Told from the point of view of the three main characters, Honey, Lori, and Ryan, this book is the tale of a female teacher who seduces one of her male students. The chapters alternate between the voices of the three characters. This makes it is easy to gain personal insight on each of them as they speak honestly to the reader. After Honey finds out that Ryan and Lori have been together she tells us “knowing what’s going on between them has pulled my life out of shape and turned me into someone I don’t like.” We see Ryan go from an innocent teenager to a hardened young adult. As the story concludes, Ryan is seeing Lori again but this time he states, “This time I’ll be in the driver’s seat. She’ll give me anything I want. And I’ll make sure she never deserts me.” By executing this point of view we delve into the personal thoughts of each character and can establish early on that Lori is bi-polar predator, abused by her own father. The story is sure to attract teens because it is a relevant issue in today’s society and sadly does happen. It would be good to use as a discussion on the way society views relationships between male teachers and female students versus the other way around.
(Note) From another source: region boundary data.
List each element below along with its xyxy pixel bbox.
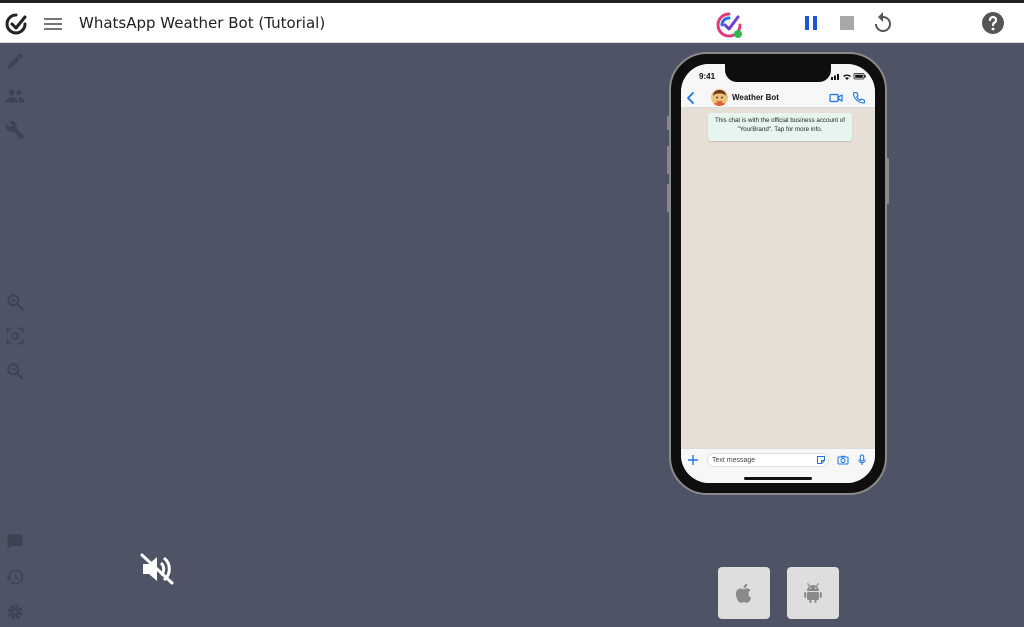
stop-icon[interactable] [837, 13, 857, 33]
video-call-icon[interactable] [829, 91, 843, 105]
help-icon[interactable] [981, 11, 1005, 35]
logo-check-icon[interactable] [4, 12, 28, 36]
contact-name[interactable]: Weather Bot [732, 93, 779, 102]
brand-logo-icon [716, 12, 742, 38]
pause-icon[interactable] [801, 13, 821, 33]
chat-header: Weather Bot [681, 88, 875, 108]
status-time: 9:41 [699, 72, 716, 81]
phone-volume-up [667, 146, 670, 174]
speaker-muted-icon[interactable] [137, 549, 177, 589]
pencil-icon[interactable] [5, 51, 25, 71]
plus-icon[interactable] [687, 454, 699, 466]
phone-simulator: 9:41 Weather Bot This chat is with the o… [667, 52, 889, 495]
chat-area: This chat is with the official business … [681, 108, 875, 448]
hamburger-menu-icon[interactable] [43, 15, 63, 33]
phone-notch [725, 64, 831, 82]
phone-volume-down [667, 184, 670, 212]
zoom-in-icon[interactable] [5, 292, 25, 312]
signal-wifi-battery-icon [831, 73, 866, 80]
top-toolbar: WhatsApp Weather Bot (Tutorial) [0, 3, 1024, 43]
phone-screen: 9:41 Weather Bot This chat is with the o… [681, 64, 875, 483]
business-notice[interactable]: This chat is with the official business … [708, 113, 852, 141]
chat-icon[interactable] [5, 532, 25, 552]
left-sidebar [0, 44, 34, 627]
microphone-icon[interactable] [857, 454, 867, 466]
zoom-out-icon[interactable] [5, 361, 25, 381]
phone-silent-switch [667, 116, 670, 130]
page-title: WhatsApp Weather Bot (Tutorial) [79, 14, 326, 32]
back-chevron-icon[interactable] [685, 91, 697, 105]
ios-platform-button[interactable] [718, 567, 770, 619]
settings-icon[interactable] [5, 602, 25, 622]
avatar[interactable] [711, 89, 728, 106]
android-icon [804, 583, 822, 603]
message-input[interactable]: Text message [707, 453, 829, 467]
wrench-icon[interactable] [5, 120, 25, 140]
phone-power-button [886, 158, 889, 204]
message-input-bar: Text message [681, 448, 875, 470]
restart-icon[interactable] [871, 11, 895, 35]
camera-icon[interactable] [837, 454, 849, 466]
phone-call-icon[interactable] [852, 91, 866, 105]
people-icon[interactable] [5, 86, 25, 106]
sticker-icon[interactable] [816, 455, 826, 465]
android-platform-button[interactable] [787, 567, 839, 619]
history-icon[interactable] [5, 567, 25, 587]
apple-icon [735, 583, 752, 603]
home-indicator[interactable] [744, 477, 812, 480]
fit-screen-icon[interactable] [5, 326, 25, 346]
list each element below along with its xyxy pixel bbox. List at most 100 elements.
Claudette Colvin: Twice Toward Justice by Phillip Hoose


Hoose, P. (2009). Claudette Colvin: Twice toward justice. Farrar Straus Giroux: New York.
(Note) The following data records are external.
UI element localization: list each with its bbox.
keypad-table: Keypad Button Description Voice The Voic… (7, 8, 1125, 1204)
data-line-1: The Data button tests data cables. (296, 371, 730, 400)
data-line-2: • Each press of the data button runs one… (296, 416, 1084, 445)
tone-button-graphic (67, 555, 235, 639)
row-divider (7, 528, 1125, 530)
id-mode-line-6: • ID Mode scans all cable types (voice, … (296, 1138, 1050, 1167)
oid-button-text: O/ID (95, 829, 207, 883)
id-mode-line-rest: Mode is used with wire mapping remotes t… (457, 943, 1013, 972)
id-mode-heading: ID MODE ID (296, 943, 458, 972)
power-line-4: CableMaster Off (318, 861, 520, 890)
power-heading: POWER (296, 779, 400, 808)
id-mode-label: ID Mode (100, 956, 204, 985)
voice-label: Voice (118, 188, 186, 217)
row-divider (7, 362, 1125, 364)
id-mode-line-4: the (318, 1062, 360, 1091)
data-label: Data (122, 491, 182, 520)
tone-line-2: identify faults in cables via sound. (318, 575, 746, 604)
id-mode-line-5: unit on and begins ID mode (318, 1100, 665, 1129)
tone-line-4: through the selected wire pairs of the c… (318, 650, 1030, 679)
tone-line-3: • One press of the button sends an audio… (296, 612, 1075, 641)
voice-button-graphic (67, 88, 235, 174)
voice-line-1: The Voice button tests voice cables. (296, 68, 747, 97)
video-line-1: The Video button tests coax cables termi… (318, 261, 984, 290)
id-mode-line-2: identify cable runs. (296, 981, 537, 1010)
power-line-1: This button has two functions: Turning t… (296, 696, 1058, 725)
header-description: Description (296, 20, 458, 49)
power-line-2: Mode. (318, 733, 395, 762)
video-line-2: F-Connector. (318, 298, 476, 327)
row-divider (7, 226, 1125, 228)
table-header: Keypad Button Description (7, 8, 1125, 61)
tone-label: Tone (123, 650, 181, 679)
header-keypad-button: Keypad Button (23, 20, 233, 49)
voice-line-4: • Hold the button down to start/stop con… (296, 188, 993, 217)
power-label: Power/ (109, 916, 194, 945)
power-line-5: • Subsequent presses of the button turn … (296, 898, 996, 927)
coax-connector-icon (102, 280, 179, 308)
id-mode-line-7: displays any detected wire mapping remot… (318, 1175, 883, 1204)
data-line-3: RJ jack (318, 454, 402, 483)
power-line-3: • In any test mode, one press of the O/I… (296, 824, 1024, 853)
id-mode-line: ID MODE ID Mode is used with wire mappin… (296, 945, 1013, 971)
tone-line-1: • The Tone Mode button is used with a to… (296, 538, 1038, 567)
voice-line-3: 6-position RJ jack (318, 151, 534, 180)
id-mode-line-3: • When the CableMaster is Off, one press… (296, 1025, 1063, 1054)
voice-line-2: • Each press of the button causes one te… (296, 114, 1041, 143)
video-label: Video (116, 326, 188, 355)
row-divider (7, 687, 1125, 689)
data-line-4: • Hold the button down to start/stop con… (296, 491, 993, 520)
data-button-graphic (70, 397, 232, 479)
Although the Civil Rights Movement is well-known and well-documented history, this informational book had a lot of foreshadowing, implying to the reader that the climax of all the combined events was going to be huge. This story centers around Claudette Colvin, a teenager living in Montgomery, Alabama, who refused to give up her seat on the bus to a white woman nine months before the famous Rosa Parks did the same thing. There was enormous tension in this city during the 1950’s. Segregation was in full swing and laws that other states had adopted regarding anti-segregation simply did not apply in Montgomery. African-Americans were angry yet fearful. Many events occurred to spur the people into action. A sixteen year old boy was falsely accused of raping a white woman and sentenced to death. Tension mounts. People refusing to give up their seats to whites are arrested, bus boycotts are organized, more arrests for African Americans challenging the laws, and the Bell Street Baptist Church is bombed. All these events culminate in the lawsuit that ended segregation on public buses. My favorite scene is early in the book when we get a glimpse at just how strong Claudette is. She decides she will no longer straighten her hair in an effort to look white. She states, “All of a sudden it seemed like such a waste of time to heat up a comb and straighten your hair before going to school.” This is such a great informational book for teens. It is packed with pictures and the writing style is easy to read with a good portion being the words of Claudette. It certainly gave me a lot of information about Civil Rights that I did not know.

Punkzilla by Adam Rapp


Rapp, A. (2009). Punkzilla. Candlewick Press: Massachusetts.

This book is presented as a series of letters from Jamie, aka Punkzilla, to his older brother, Peter, who is dying of AIDS. While most of the letters are from Jamie, there are others that are dated a year before when Jamie has not yet gone AWOL from military school. The letters are an account of Jamie’s journey as he travels to see Peter before he dies. During his journey he meets many colorful and interesting characters, one of which is Lewis who is transgender. Jamie states that he is mistaken for a girl many times. This encounter could be representative of one of the many issues teens struggle with; their sexuality. This book contains graphic sex scenes including pedophilia, homosexual sex, and heterosexual sex. It also references drugs. As I looked at the dates of the letters, I could determine that Jamie went AWOL right after his domineering father came for a visit. Another relevant teen issue, that of parents. All these conflicts that Jamie deals with are the same for the teens reading the novel. This is a book for the mature teen reader. Jamie has plenty to say in his diary-like readings and teens will easily relate. My favorite character was Sam who Jamie described as a nice kid, he shared food with Jamie and his mom offers Jamie a place to stay. This brought tears to the eyes of Jamie, then he steals Sam’s backpack and hid behind a dumpster.